Monday, March 29, 2010

An Exhausting Blast!


TomatoMania was an exhausting blast!

My wife and I worked the event for all three days (Friday and the weekend). My wife was one of the cashiers and I was out helping customers and sounding like I knew what I was talking about. That and pushing tomato seedlings around.

Also I was misnaming and forgetting the staff names left and right (I must be getting old). I kept calling Fran by the name of Judy (don't ask me why, even I don't know). Now get this, she's a Facebook friend of mine and I kept referring to her as Judy. Alison and Kevin came on Saturday with their newborn. In my mind I kept referring Kevin as Henry. Fortunately, I never called him by his first name. And don't even talk about the others whose names I forget but they remember both my wife and I. You hope to pick their name in casual conversation. Brian looked like a former colleague named Tim and in my mind he was Tim until I asked my wife what his name was. He's only been to every event since I've worked TomatoMania. I think I'll remember Trudy's name the next time around but for the rest of you I'll just have to ask every year.

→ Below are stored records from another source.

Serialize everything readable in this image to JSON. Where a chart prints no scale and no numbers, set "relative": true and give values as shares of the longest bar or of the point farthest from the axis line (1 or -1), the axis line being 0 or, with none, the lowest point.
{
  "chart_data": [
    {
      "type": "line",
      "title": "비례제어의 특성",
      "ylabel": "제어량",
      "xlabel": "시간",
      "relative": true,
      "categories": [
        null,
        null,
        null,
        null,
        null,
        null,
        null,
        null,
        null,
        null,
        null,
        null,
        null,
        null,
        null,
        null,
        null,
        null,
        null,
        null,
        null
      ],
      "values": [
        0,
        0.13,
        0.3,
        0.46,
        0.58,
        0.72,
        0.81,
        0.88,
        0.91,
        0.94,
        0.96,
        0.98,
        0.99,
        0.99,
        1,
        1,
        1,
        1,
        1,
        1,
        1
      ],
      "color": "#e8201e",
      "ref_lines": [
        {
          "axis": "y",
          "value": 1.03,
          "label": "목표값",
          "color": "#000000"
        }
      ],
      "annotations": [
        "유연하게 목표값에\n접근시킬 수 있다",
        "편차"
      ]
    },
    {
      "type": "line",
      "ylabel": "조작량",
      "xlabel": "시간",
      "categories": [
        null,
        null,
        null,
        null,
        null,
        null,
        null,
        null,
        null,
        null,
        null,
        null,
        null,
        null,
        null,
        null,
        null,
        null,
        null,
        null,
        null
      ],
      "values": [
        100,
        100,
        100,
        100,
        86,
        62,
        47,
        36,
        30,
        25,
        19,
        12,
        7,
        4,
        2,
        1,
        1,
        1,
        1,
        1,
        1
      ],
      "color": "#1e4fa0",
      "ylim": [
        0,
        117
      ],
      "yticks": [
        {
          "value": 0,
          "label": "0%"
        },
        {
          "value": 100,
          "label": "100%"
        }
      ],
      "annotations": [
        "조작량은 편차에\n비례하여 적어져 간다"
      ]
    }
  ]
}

Here's an image of me helping a customer at the TomatoMania event: http://twitpic.com/1b2gew

The customers are loads of fun as well. We met some old friends, made new ones and learned some new techniques, as you can well imagine.

We came back with sore muscles, dirt, a deeper tan, some cages and tomato seedlings.

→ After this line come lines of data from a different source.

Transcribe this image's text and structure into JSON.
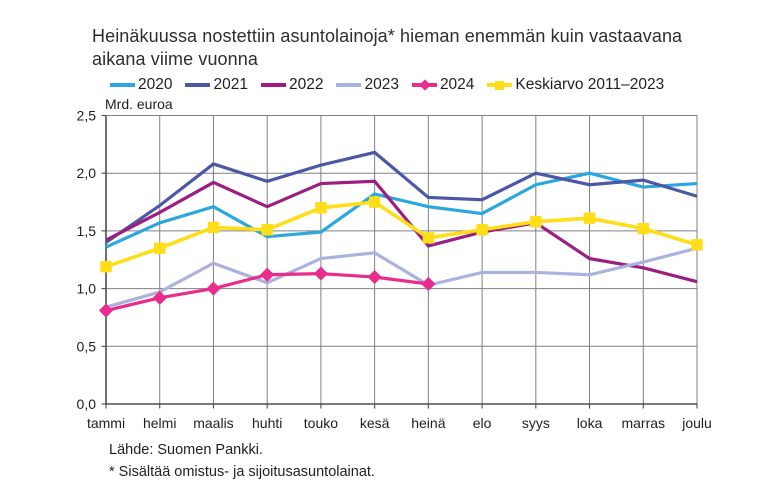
{
  "title_lines": [
    "Heinäkuussa nostettiin asuntolainoja* hieman enemmän kuin vastaavana",
    "aikana viime vuonna"
  ],
  "y_axis": {
    "title": "Mrd. euroa",
    "tick_labels": [
      "2,5",
      "2,0",
      "1,5",
      "1,0",
      "0,5",
      "0,0"
    ],
    "tick_values": [
      2.5,
      2.0,
      1.5,
      1.0,
      0.5,
      0.0
    ]
  },
  "footer": {
    "source": "Lähde: Suomen Pankki.",
    "footnote": "* Sisältää omistus- ja sijoitusasuntolainat."
  },
  "colors": {
    "gridline": "#808080",
    "axis": "#4d4d4d",
    "text": "#1f1f1f"
  },
  "chart_data": {
    "type": "line",
    "title": "Heinäkuussa nostettiin asuntolainoja* hieman enemmän kuin vastaavana aikana viime vuonna",
    "ylabel": "Mrd. euroa",
    "ylim": [
      0,
      2.5
    ],
    "y_step": 0.5,
    "grid": true,
    "legend_position": "top",
    "categories": [
      "tammi",
      "helmi",
      "maalis",
      "huhti",
      "touko",
      "kesä",
      "heinä",
      "elo",
      "syys",
      "loka",
      "marras",
      "joulu"
    ],
    "series": [
      {
        "name": "2020",
        "color": "#29A7DE",
        "marker": "none",
        "values": [
          1.36,
          1.57,
          1.71,
          1.45,
          1.49,
          1.82,
          1.71,
          1.65,
          1.9,
          2.0,
          1.88,
          1.91
        ]
      },
      {
        "name": "2021",
        "color": "#4E57A6",
        "marker": "none",
        "values": [
          1.4,
          1.72,
          2.08,
          1.93,
          2.07,
          2.18,
          1.79,
          1.77,
          2.0,
          1.9,
          1.94,
          1.8
        ]
      },
      {
        "name": "2022",
        "color": "#9C1E80",
        "marker": "none",
        "values": [
          1.42,
          1.66,
          1.92,
          1.71,
          1.91,
          1.93,
          1.37,
          1.49,
          1.57,
          1.26,
          1.18,
          1.06
        ]
      },
      {
        "name": "2023",
        "color": "#ABB2E0",
        "marker": "none",
        "values": [
          0.84,
          0.97,
          1.22,
          1.05,
          1.26,
          1.31,
          1.03,
          1.14,
          1.14,
          1.12,
          1.23,
          1.35
        ]
      },
      {
        "name": "2024",
        "color": "#E92D8C",
        "marker": "diamond",
        "values": [
          0.81,
          0.92,
          1.0,
          1.12,
          1.13,
          1.1,
          1.04
        ]
      },
      {
        "name": "Keskiarvo 2011–2023",
        "color": "#FFDE17",
        "marker": "square",
        "values": [
          1.19,
          1.35,
          1.53,
          1.51,
          1.7,
          1.75,
          1.44,
          1.51,
          1.58,
          1.61,
          1.52,
          1.38
        ]
      }
    ]
  }
}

My wife and I discussed the logistics of planting our new batch of seedlings as well as the plants we're growing from seed. Given time, I'd like to get a listing of each tomato plant, perhaps write the name on a small Post It, separate these out for front yard/back yard and them place them where I think they should go. We have hardwood floors, so just lay the Post It's around the hardwood floor, then write the layouts on sheets of paper.

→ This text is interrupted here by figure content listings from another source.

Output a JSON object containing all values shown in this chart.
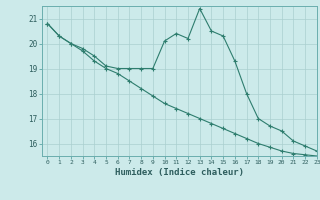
{
  "xlabel": "Humidex (Indice chaleur)",
  "ylabel": "",
  "background_color": "#cceaea",
  "line_color": "#2e7d6e",
  "grid_color": "#aacfcf",
  "xlim": [
    -0.5,
    23
  ],
  "ylim": [
    15.5,
    21.5
  ],
  "yticks": [
    16,
    17,
    18,
    19,
    20,
    21
  ],
  "xticks": [
    0,
    1,
    2,
    3,
    4,
    5,
    6,
    7,
    8,
    9,
    10,
    11,
    12,
    13,
    14,
    15,
    16,
    17,
    18,
    19,
    20,
    21,
    22,
    23
  ],
  "series1_x": [
    0,
    1,
    2,
    3,
    4,
    5,
    6,
    7,
    8,
    9,
    10,
    11,
    12,
    13,
    14,
    15,
    16,
    17,
    18,
    19,
    20,
    21,
    22,
    23
  ],
  "series1_y": [
    20.8,
    20.3,
    20.0,
    19.8,
    19.5,
    19.1,
    19.0,
    19.0,
    19.0,
    19.0,
    20.1,
    20.4,
    20.2,
    21.4,
    20.5,
    20.3,
    19.3,
    18.0,
    17.0,
    16.7,
    16.5,
    16.1,
    15.9,
    15.7
  ],
  "series2_x": [
    0,
    1,
    2,
    3,
    4,
    5,
    6,
    7,
    8,
    9,
    10,
    11,
    12,
    13,
    14,
    15,
    16,
    17,
    18,
    19,
    20,
    21,
    22,
    23
  ],
  "series2_y": [
    20.8,
    20.3,
    20.0,
    19.7,
    19.3,
    19.0,
    18.8,
    18.5,
    18.2,
    17.9,
    17.6,
    17.4,
    17.2,
    17.0,
    16.8,
    16.6,
    16.4,
    16.2,
    16.0,
    15.85,
    15.7,
    15.6,
    15.55,
    15.5
  ]
}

That's not going to happen. We're supposed to get rain on Wednesday/Thursday.

So our goal is a quite clear – get the larger seedlings in the ground as soon as possible. I don't care where, I don't care how, just get in as many as we can before the front moves in. Slam them in!

Of course, one can plant after the rain showers so it's not a disaster. But you're dealing with digging wet ground, etc., it's just much more trouble than it's worth. Besides, a rainstorm after a transplant “feels right” for some reason.

We're going to have to move our seedlings grown from seed to a location that won't receive the roof runoff. We got burned by that the last time.